International ratings agency Standard and Poor’s (S&P) has maintained The Bahamas’ sovereign credit rating of BB+/stable/B.
“The stable outlook reflects S&P global ratings’ expectation that robust political institutions will anchor fiscal consolidation and moderate economic growth over the next one to two years,” S&P wrote in a credit opinion released last night.
“We could lower our ratings on The Commonwealth of The Bahamas over this period if public finances do not improve as quickly as expected.
“This could result from stagnant economic growth, external shocks, or weakened political commitment.
“The lack of confidence that this may generate could push debt costs higher, leading to a downgrade.
“Conversely, we could raise the ratings over the same time frame if the government reduces the annual increase in general government debt beyond our expectations.
“This, combined with significantly higher economic growth forecasts, could lead to an upgrade.”
The Bahamas’ national debt stood at almost $8 billion.
S&P added that The Bahamas’ credit rating reflects its high external liquidity needs, rising debt levels and slow growth economy, which lost its competitiveness over the past decade.
“This deterioration has led to weakened public finances and higher debt levels,” S&P said.
“Nevertheless, the country’s strong institutional foundation continues to provide necessary checks and balances that have prevented further erosion to creditworthiness.
“We expect the government to continue to progress toward its fiscal sustainability goals, which should support economic growth.
“Nevertheless, it will take time to reach the government’s target deficit and debt ratios, in our view.
“We believe that stronger tourism activity will bolster economic growth in 2018, following a return to growth in 2017, supported by the opening of Baha Mar.
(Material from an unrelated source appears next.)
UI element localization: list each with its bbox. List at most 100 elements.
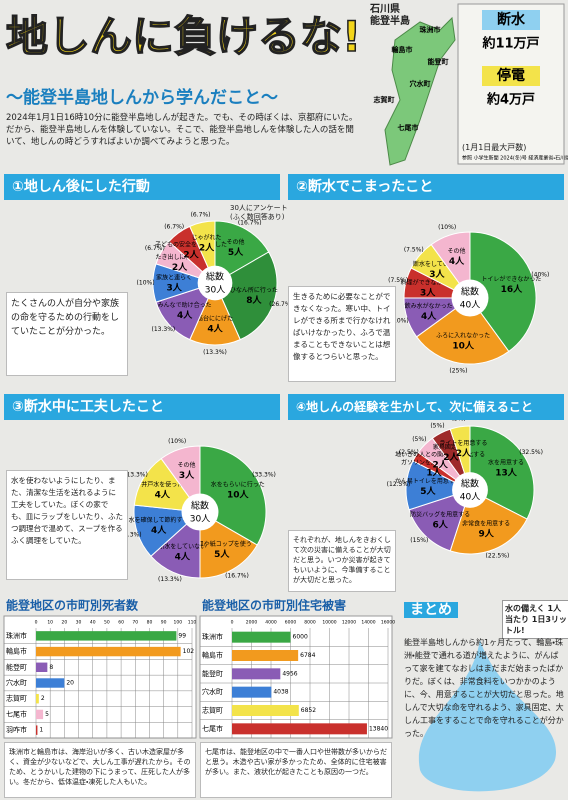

Longer-term growth prospects will depend on success in attracting new investment.”
S&P noted that the opening of Baha Mar dramatically boosted the number of hotel rooms on New Providence.
“This increase in hotel rooms is offset slightly by the closures of hotels elsewhere, notably in Grand Bahama following the 2016 hurricane season,” S&P said.
“While the government has purchased the Grand Lucayan hotel and plans to sell it to another operator quickly, it remains partially closed.
“Nonetheless, we believe new room capacity in New Providence and ongoing tourism projects will lead to slightly higher real GDP growth, averaging 1.4 percent annually, over the next three years.
“However, intensifying regional competition in tourism, exposure to weather-related shocks, high energy costs, still-high nonperforming loans that clog private-sector lending, and high household indebtedness will continue to constrain growth.”
In a statement, the government said it “halted what had become a perpetual cycle of downgrade after downgrade”.
Deputy Prime Minister and Minister of Finance Peter Turnquest said, “Now that the fiscal and economic situation is stabilized, the task remains to maintain fiscal discipline and speed up the pace of economic growth that must be broad and inclusive.
“The S&P report echoed what we have been saying: We must stay the course, for if we waver now, we could undo the progress and diminish the medium to long-term viability of the country.
“This administration takes seriously its core responsibility to be fit and accountable stewards of the fiscal affairs and the long term economic well-being of the nation.”